3. Die Zulassung der Beschwerde kommt aus rechtlichen Gründen nicht in Betracht.

a) Der für die Entscheidung über die Erinnerung zuständige Richter kann im Fall der Annahme grundsätzlicher Bedeutung seinerseits die Beschwerde zulassen. Denn dem Richter fällt in diesem Fall die gesamte erstinstanzliche Entscheidung an (BGH, Rpfleger 2017, 450; FamRZ 2017, 1318; BayObLG, FamRZ 2004, 304). Der Richter kann die Beschwerde zulassen, selbst wenn der Rechtspfleger die Zulassung nicht ausgesprochen hat. Voraussetzung ist aber, dass eine Zulassung der Beschwerde überhaupt zulässig ist.

b) Die Zulassung der Beschwerde ist aber vorliegend nicht zulässig. § 66 Abs. 2 Satz 2 GKG gibt beispielsweise dem Gericht, das die angefochtene Entscheidung erlassen hat, die Möglichkeit, die Beschwerde wegen grundsätzlichen Bedeutung der zur Entscheidung stehenden Frage zuzulassen. § 5 Abs. 2 Satz 2 GvKostG verweist auf diese Norm. Nach § 61 Abs. 2 FamFG ist die Beschwerde zulässig, wenn das Gericht des ersten Rechtszugs die Beschwerde zugelassen hat, auch wenn der Beschwerdegegenstand nicht den in Absatz 1 genannten Betrag übersteigt. In den vom Bundesgerichtshof (Rpfleger 2017, 450 und FamRZ 2017, 1318) entschiedenen Fällen wurde die Beschwerde ausdrücklich zugelassen, was vom Gesetz so auch eröffnet worden war.
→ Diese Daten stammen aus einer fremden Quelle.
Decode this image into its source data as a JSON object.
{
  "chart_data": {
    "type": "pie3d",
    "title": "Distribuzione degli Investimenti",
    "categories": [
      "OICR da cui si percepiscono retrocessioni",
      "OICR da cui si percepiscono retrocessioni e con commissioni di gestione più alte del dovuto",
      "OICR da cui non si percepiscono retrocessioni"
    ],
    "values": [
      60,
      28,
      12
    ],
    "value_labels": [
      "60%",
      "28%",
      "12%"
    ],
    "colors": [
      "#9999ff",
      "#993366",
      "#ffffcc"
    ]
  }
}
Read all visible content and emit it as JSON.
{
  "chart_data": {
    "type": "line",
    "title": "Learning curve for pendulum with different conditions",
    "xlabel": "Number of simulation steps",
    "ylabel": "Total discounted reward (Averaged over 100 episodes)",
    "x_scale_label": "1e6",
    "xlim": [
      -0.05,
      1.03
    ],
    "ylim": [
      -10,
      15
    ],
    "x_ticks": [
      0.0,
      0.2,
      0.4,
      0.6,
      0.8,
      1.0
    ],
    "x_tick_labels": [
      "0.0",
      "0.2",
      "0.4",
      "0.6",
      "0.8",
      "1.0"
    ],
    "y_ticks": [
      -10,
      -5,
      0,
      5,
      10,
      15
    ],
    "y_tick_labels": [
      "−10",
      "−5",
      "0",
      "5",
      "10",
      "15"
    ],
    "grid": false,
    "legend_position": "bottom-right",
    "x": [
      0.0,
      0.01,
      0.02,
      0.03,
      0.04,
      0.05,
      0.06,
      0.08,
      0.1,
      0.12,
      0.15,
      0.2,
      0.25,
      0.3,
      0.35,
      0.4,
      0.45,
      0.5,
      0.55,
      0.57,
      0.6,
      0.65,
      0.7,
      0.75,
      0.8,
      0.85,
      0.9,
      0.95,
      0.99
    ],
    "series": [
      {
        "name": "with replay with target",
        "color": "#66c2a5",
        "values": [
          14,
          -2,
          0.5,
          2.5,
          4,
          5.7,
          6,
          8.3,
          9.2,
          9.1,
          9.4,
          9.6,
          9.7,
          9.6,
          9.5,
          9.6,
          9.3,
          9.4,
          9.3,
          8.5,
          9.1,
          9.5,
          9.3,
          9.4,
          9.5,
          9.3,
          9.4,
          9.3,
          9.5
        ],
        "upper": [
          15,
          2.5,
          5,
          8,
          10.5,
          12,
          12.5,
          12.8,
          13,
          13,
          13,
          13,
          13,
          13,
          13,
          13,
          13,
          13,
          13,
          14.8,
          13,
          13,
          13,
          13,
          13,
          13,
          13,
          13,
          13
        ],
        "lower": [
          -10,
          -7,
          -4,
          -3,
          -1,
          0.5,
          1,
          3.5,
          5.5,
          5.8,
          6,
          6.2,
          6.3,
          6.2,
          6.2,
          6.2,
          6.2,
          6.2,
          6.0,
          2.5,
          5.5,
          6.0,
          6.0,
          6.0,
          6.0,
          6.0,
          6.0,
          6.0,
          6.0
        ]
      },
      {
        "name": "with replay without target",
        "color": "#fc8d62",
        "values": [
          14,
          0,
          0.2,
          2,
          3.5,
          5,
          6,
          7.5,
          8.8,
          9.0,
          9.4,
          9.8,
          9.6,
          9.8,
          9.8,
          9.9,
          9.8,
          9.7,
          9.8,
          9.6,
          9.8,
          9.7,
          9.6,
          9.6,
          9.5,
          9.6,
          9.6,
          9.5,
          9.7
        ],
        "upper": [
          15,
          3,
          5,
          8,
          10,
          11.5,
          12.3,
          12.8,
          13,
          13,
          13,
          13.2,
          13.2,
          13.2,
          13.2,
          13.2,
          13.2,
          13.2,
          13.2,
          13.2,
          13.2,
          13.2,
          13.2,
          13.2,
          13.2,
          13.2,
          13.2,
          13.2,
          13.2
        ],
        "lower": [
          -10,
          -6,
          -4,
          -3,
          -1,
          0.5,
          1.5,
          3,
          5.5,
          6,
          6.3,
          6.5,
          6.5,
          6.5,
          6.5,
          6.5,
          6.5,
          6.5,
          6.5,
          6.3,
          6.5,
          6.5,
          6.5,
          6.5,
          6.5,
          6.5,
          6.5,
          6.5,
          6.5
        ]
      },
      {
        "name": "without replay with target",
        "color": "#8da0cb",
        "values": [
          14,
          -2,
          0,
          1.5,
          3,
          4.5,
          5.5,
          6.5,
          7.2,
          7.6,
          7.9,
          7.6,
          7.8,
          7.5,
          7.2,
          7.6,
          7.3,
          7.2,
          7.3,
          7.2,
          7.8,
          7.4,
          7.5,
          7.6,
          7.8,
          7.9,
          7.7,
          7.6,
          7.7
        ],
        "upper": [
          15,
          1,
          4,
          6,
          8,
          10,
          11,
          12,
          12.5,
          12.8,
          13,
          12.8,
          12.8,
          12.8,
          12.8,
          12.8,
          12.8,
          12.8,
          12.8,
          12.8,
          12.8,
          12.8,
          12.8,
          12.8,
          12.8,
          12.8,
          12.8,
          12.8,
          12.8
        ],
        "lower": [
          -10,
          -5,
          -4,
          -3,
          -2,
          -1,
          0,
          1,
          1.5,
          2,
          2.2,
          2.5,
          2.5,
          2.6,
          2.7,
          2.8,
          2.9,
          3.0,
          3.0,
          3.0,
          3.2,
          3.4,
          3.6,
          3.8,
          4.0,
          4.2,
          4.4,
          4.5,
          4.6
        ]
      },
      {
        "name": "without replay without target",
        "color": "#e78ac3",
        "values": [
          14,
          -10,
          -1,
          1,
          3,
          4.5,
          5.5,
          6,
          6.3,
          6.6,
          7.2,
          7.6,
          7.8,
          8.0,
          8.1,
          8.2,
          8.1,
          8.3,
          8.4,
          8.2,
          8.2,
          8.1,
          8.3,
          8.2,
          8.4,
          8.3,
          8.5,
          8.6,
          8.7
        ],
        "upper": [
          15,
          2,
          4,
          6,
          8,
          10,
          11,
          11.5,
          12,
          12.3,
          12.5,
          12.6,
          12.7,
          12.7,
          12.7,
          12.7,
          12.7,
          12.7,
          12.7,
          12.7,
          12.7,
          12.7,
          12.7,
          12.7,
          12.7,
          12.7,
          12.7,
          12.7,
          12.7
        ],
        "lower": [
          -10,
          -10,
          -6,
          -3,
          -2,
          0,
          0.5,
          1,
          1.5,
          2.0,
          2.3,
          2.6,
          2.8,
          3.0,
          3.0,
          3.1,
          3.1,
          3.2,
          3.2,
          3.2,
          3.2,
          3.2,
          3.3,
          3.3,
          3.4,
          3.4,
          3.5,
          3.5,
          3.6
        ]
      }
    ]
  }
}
Nach § 567 Abs. 2 ZPO ist aber gegen Entscheidungen über Kosten die Beschwerde nur zulässig, wenn der Wert des Beschwerdegegenstands 200 Euro übersteigt. Erreicht die Beschwer diesen Wert nicht, kommt nach der Gesetzesbestimmung keine Zulassung in Betracht. § 104 Abs. 3 Satz 1 ZPO regelt nur, dass gegen den Kostenfestsetzungsbeschluss die sofortige Beschwerde zulässig ist. Die weiteren Voraussetzungen folgen aus §§ 567 ff ZPO.

4. Die Kostenentscheidung folgt aus § 91 ZPO. Der Gegenstandswert war nach der Höhe der nicht festgesetzten Gebühren festzusetzen.